Y el aparentemente es importante porque el arte, como heurística vital complementaria para integrar una noción total del mundo, sólo es asediado y arrinconado por aquella idea de ciencia parcial, monótona y gris que algunos regidores aliados con los teólogos han querido imponer. Campaña, hoy lo sabemos bien, destinada al fracaso, pues aún los apóstoles de la continencia y el recato epistemológico más severo de la ciencia moderna en su origen, cuando, como Newton y Boyle, eran a la vez hombres intuitivos, consintieron el vértigo al acercarse al abismo insondable de la alquimia. Así cuando ante su imaginación se abrían los racimos de cuestiones sobre las capacidades íntimas de la materia se hicieron alegres a las aguas de la especulación. Y hubiesen deseado tener modos de acceder a las temperaturas y condiciones en las que la materia finalmente cede, se desparrama en flujos de partículas endemoniadas y exhibe el origen de sus sensuales efectos (de dónde sus filos quemantes, de dónde sus sedosas oleosidades) para dar amarres más firmes a sus cabalgaduras teóricas. Aquello que nuestros contemporáneos físicos experimentales consiguen con sus gigantescos aceleradores (y con la rigurosa álgebra de la que brotan constructos como spin ) era, en cierto sentido, con lo que soñaban.

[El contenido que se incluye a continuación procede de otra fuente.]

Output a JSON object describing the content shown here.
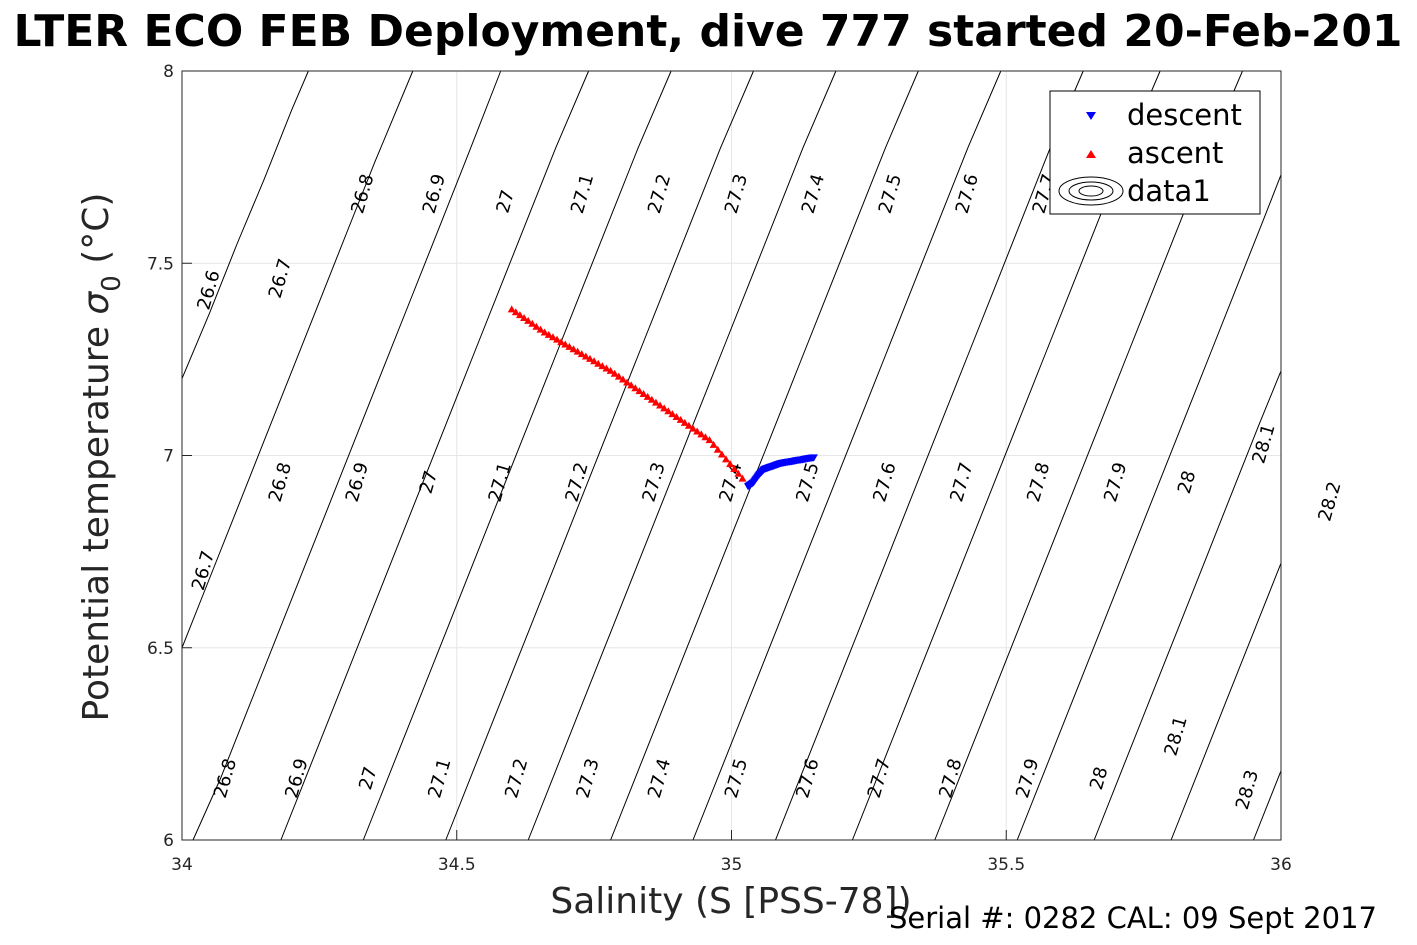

Para quien se pregunte honestamente hacia dónde se han desplazado los hornos del misterio que incitaba a los alquimistas, la tentación siempre estuvo y estará ahí, al alcance del que ponga atención, como Beatriz Ezban hace.

Vale la pena retrazar la deriva de esa mancha. En el siglo ilustrado la revuelta romántica y los disturbios experimentalistas frente a las restricciones permitieron una abundancia de presencias activísimas como el flogisto, los fluidos vitales, eléctricos y magnéticos, que además de las hipótesis explicativas de la fisicalla y de la fisiología, poblaron las obras de arte y la imaginación popular. En la física teórica al menos, el siglo xix marcó una clara ruptura hacia la abstracción matemática y el abandono de intuiciones que Bachelard denominó los obstáculos sensualista y sustancialista. Michel Serres ha hecho ver cómo la observación de los fluidos, desde Lucrecio hasta Leonardo y Descartes, marcó un imaginario mecanicista y atomista que se revela en la pintura (y en las hipótesis) en forma de remolinos, borrascas, turbulencia con límites. Y luego cómo es simultánea a la aparición de abstracciones potentes en las teorías físicas (como la termodinámica estadística) el debut, con Turner, en pintura de la ausencia de límites, de las difuminaciones meteorológicas, de los colectivos de partículas atomizadas que la luz ya no define sino desdibuja en resplandores y opacidades profundos. El subsecuente acompañamiento decimonónico de la abstracción en la física matemática (que como es sabido derivó en las grandes revoluciones teóricas del siglo xx ) y el de la abstracción en la pintura ha sido explorado recientemente por el historiador Georges Roque. La luz de Turner sobre la materia estallada es para la pintura el mismo límite que se ubica en el epígrafe de este ensayo... el término último es la luz, y dentro de la luz el esplendor. Una vez trascendido ese umbral, nos dice Joubert, la imaginación, cegada, se detiene pero el espíritu prosigue.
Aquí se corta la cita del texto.